On the other hand, retail traders are net short on index futures. But they have considerably decreased net short on index calls, but increased net long on index puts. Essentially, retail traders hold net short on both index calls and puts.

Nifty 50

Since July futures expires on July 25, we have considered August futures for analysis.

The daily chart of Nifty August futures (24,657) shows a formation of a bearish engulfing candlestick pattern, hinting at a reversal. But it is now hovering nearing a trendline support at 24,650. Below this, the 20-day moving average is at 24,370. Subsequent support is at 24,200, a breach of which can turn the near-term outlook weak.

But if the contract recovers from here, it can face resistance around 24,960-25,000. A breakout of 25,000 can trigger a rally to 25,500.

The futures and options (F&O) data on Nifty does not indicate a bias. While the futures ended the week flat, the Put Call Ratio (PCR) of July expiry options stood at around 1 on Friday as the number of calls and puts sold are nearly the same.

Strategy: Considering the event on Tuesday and the way derivative traders have positioned in Nifty, there are uncertainties ahead. To avoid risk because of potentially higher-than-average volatility this week, we suggest traders to refrain from taking positions.

Derivative outlook

Nifty futures form bearish engulfing pattern

Bank Nifty futures continue to consolidate

Monthly options data on both indices display neutrality

Bank Nifty

Bank Nifty July futures expire on July 31, unlike the Nifty July futures. Therefore, for analysis of Bank Nifty futures, we have stuck with the July series.

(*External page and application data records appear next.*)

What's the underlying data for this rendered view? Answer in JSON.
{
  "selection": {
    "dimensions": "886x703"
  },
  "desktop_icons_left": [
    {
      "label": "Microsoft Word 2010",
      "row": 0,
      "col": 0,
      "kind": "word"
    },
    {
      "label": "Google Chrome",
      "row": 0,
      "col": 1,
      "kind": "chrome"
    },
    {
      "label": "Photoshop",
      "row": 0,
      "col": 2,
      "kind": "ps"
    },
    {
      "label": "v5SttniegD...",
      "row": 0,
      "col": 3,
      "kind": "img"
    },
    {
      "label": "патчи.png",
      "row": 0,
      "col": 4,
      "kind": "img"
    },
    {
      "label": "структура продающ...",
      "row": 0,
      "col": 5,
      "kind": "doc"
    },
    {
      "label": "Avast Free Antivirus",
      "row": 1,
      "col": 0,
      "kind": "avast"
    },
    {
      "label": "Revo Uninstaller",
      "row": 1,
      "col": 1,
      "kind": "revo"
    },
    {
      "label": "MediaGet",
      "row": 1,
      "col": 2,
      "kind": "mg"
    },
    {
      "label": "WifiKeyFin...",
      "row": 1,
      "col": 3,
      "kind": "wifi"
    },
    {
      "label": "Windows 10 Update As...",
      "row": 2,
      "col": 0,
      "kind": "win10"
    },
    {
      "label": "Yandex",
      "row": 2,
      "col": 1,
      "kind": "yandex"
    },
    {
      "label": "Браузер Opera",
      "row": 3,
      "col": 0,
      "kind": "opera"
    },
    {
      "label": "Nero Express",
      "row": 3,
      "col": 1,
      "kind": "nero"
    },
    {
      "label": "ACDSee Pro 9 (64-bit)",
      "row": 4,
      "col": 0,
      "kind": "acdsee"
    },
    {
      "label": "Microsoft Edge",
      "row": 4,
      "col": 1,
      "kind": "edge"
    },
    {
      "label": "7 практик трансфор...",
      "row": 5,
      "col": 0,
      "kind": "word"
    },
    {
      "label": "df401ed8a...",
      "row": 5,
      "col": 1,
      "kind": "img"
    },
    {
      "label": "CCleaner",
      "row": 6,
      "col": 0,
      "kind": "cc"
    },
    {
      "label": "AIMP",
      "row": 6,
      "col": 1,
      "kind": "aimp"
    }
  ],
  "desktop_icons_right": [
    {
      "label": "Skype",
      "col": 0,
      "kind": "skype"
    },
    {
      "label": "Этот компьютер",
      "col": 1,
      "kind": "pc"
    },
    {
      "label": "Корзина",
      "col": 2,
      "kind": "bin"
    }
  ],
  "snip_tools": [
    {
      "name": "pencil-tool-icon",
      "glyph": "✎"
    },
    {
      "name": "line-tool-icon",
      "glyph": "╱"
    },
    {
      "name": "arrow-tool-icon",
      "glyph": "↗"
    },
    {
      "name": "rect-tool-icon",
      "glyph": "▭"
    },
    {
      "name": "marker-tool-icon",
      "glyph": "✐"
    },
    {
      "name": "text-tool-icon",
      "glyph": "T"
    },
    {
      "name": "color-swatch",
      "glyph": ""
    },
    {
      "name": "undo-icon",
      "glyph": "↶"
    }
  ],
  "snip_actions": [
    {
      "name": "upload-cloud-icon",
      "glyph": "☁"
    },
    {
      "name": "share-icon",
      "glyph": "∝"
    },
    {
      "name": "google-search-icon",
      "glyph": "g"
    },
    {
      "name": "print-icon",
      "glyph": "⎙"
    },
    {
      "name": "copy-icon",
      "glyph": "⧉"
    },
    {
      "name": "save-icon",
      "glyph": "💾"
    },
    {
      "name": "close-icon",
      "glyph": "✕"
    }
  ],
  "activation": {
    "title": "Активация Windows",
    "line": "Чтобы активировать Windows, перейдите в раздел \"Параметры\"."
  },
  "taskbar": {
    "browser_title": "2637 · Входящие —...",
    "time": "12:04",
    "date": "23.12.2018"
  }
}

For nearly a month, the July futures has been shackled between 52,000 and 53,300. Particularly over the past couple of weeks, it has been oscillating within the narrow range of 52,000-52,800. It closed flat last week.

Technically, the path of the upcoming trend will depend on the direction of the break of the broader 52,000-53,300 band. A breakout of 53,300 can trigger a quick short-term rally to 55,000. Resistance above this is at 58,000.

But if Bank Nifty futures (July) slip below the support at 52,000, it can find its nearest support at 51,400. Subsequent support is at 50,000, where the 50 per cent Fibonacci retracement and a medium-term trendline coincide. So, there can be a bounce off this level.

The PCR of July expiry of Bank Nifty options (expiry date of July 31) stood near 1 on Friday, showing that the quantum of selling of calls and puts are almost the same. So, no inclination is exhibited by option traders.

Nevertheless, the PCR of options expiring on July 24 stood at 0.6, denoting selling of relatively higher number of call options. This gives a bearish bias, but only for the first half of this week.

Strategy: Volatility in Bank Nifty can be greater than of Nifty 50 on account of the Union Budget. Also, the chart exhibits a neutral trend at the moment. Therefore, stay out until a trend is established.